Absurdity upon Absurdity
The health care debate and general political climate compound absurdity upon absurdity.
First we're told that our health care is only worth the time and effort if the remedy has no negative impact on the budget. No deficits allowed. The deficit risk defines your chances for health and longevity.
At the same time, we see that Wall Street failures and the overseas war effort are not held to the same standard on deficits spending.
The federal government has committed $23 trillion dollars to prop up Wall Street's failed financial institutions. That's a fantasy figure and clearly deficit-friendly since it's twice the 2008 Gross Domestic Product of the United States.
On Tuesday of this week a smaller amount was offered up for the 2010 expenditures on the Iraq war and the expanded efforts in Afghanistan. The $128 billion was approved without a Congressional Budget Office analysis (note the absence of a link for "CBO Cost Estimates"). Since we're already over budget for 2010, this is also in the deficit column.

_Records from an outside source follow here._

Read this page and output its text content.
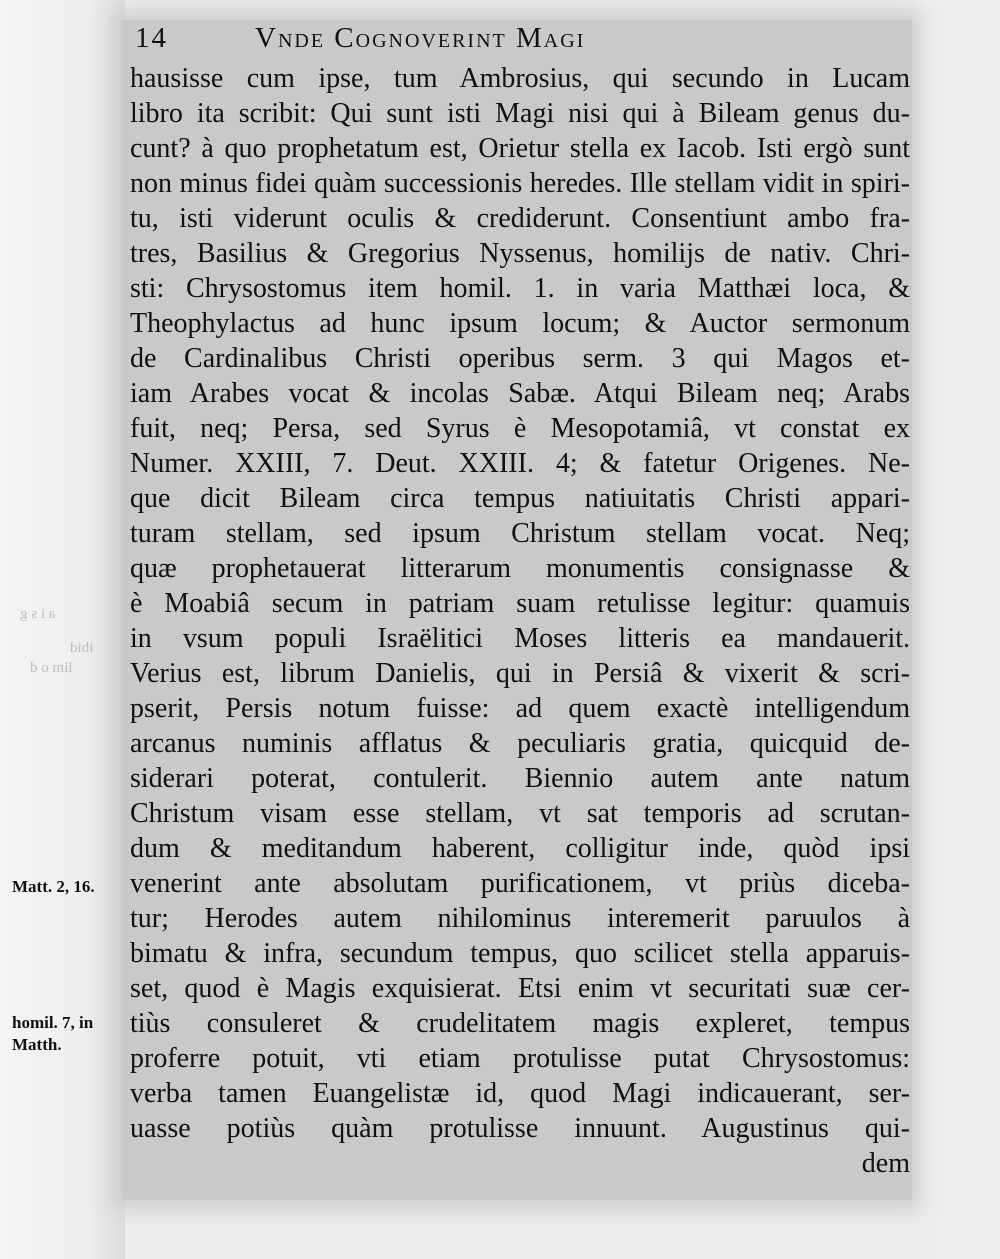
a i s g
lim o d
ibid
14	Vnde Cognoverint Magi
hausisse cum ipse, tum Ambrosius, qui secundo in Lucam
libro ita scribit: Qui sunt isti Magi nisi qui à Bileam genus du-
cunt? à quo prophetatum est, Orietur stella ex Iacob. Isti ergò sunt
non minus fidei quàm successionis heredes. Ille stellam vidit in spiri-
tu, isti viderunt oculis & crediderunt. Consentiunt ambo fra-
tres, Basilius & Gregorius Nyssenus, homilijs de nativ. Chri-
sti: Chrysostomus item homil. 1. in varia Matthæi loca, &
Theophylactus ad hunc ipsum locum; & Auctor sermonum
de Cardinalibus Christi operibus serm. 3 qui Magos et-
iam Arabes vocat & incolas Sabæ. Atqui Bileam neq; Arabs
fuit, neq; Persa, sed Syrus è Mesopotamiâ, vt constat ex
Numer. XXIII, 7. Deut. XXIII. 4; & fatetur Origenes. Ne-
que dicit Bileam circa tempus natiuitatis Christi appari-
turam stellam, sed ipsum Christum stellam vocat. Neq;
quæ prophetauerat litterarum monumentis consignasse &
è Moabiâ secum in patriam suam retulisse legitur: quamuis
in vsum populi Israëlitici Moses litteris ea mandauerit.
Verius est, librum Danielis, qui in Persiâ & vixerit & scri-
pserit, Persis notum fuisse: ad quem exactè intelligendum
arcanus numinis afflatus & peculiaris gratia, quicquid de-
siderari poterat, contulerit. Biennio autem ante natum
Christum visam esse stellam, vt sat temporis ad scrutan-
dum & meditandum haberent, colligitur inde, quòd ipsi
venerint ante absolutam purificationem, vt priùs diceba-
tur; Herodes autem nihilominus interemerit paruulos à
bimatu & infra, secundum tempus, quo scilicet stella apparuis-
set, quod è Magis exquisierat. Etsi enim vt securitati suæ cer-
tiùs consuleret & crudelitatem magis expleret, tempus
proferre potuit, vti etiam protulisse putat Chrysostomus:
verba tamen Euangelistæ id, quod Magi indicauerant, ser-
uasse potiùs quàm protulisse innuunt. Augustinus qui-
dem
Matt. 2, 16.
homil. 7, in
Matth.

It's all right to run huge deficits to bailout Wall Street crooks and to wage deadly wars but it's not all right to even think about a deficit when it comes to preserving the health and lives of citizens.
The second absurdity concerns priorities. A rational approach to national policy would place citizen health care well above both Wall Street welfare and endless wars on any list of priorities. But that wouldn't do much good with the current legislative approach.
A political victory amounts to a loss for the public. Why?
The current legislation delays help for the uninsured for years. It limits the "public option" to those without health insurance. It does little or nothing to contain rising health care costs for in the near term. And it ignores prescription medication -- a major factor in out-of-control costs.
If you are insured now, you will get the pre-existing conditions exclusion lifted from future policies and some other benefits like moving your plan from one employer to another, etc. If you're self employed or a small business owner paying insurance directly to the tune of $1,200 to $1,400 a month per employee, there are no built-in cost control measures. If you're among the 54% of U.S. employees working for an employer that pays your health costs (self funded health insurance), using the Blue Crosses of the world to simply administer the plan, the savings you have now are, for the most part, what you will have after the "reforms" on the table.
Why? Because there are no cost controls for the underlying service, health care, and profit-driven insurance fees.
The cost saving elements of the bill from electronic records etc. are not going to appear in the next two years, if ever.
Current polling shows that 65% of citizens support "the government offering everyone a government health insurance plan like Medicare." The 10% to 40% that private insurers take out of the system for overhead and profits compares to less than 5% administrative costs for Medicare. By shifting health care costs away from employers to the government as single payer (in line with the rest of the industrialized world), U.S. businesses and workers could compete more effectively at home and abroad. After ten years, we might actually get some new jobs and higher incomes.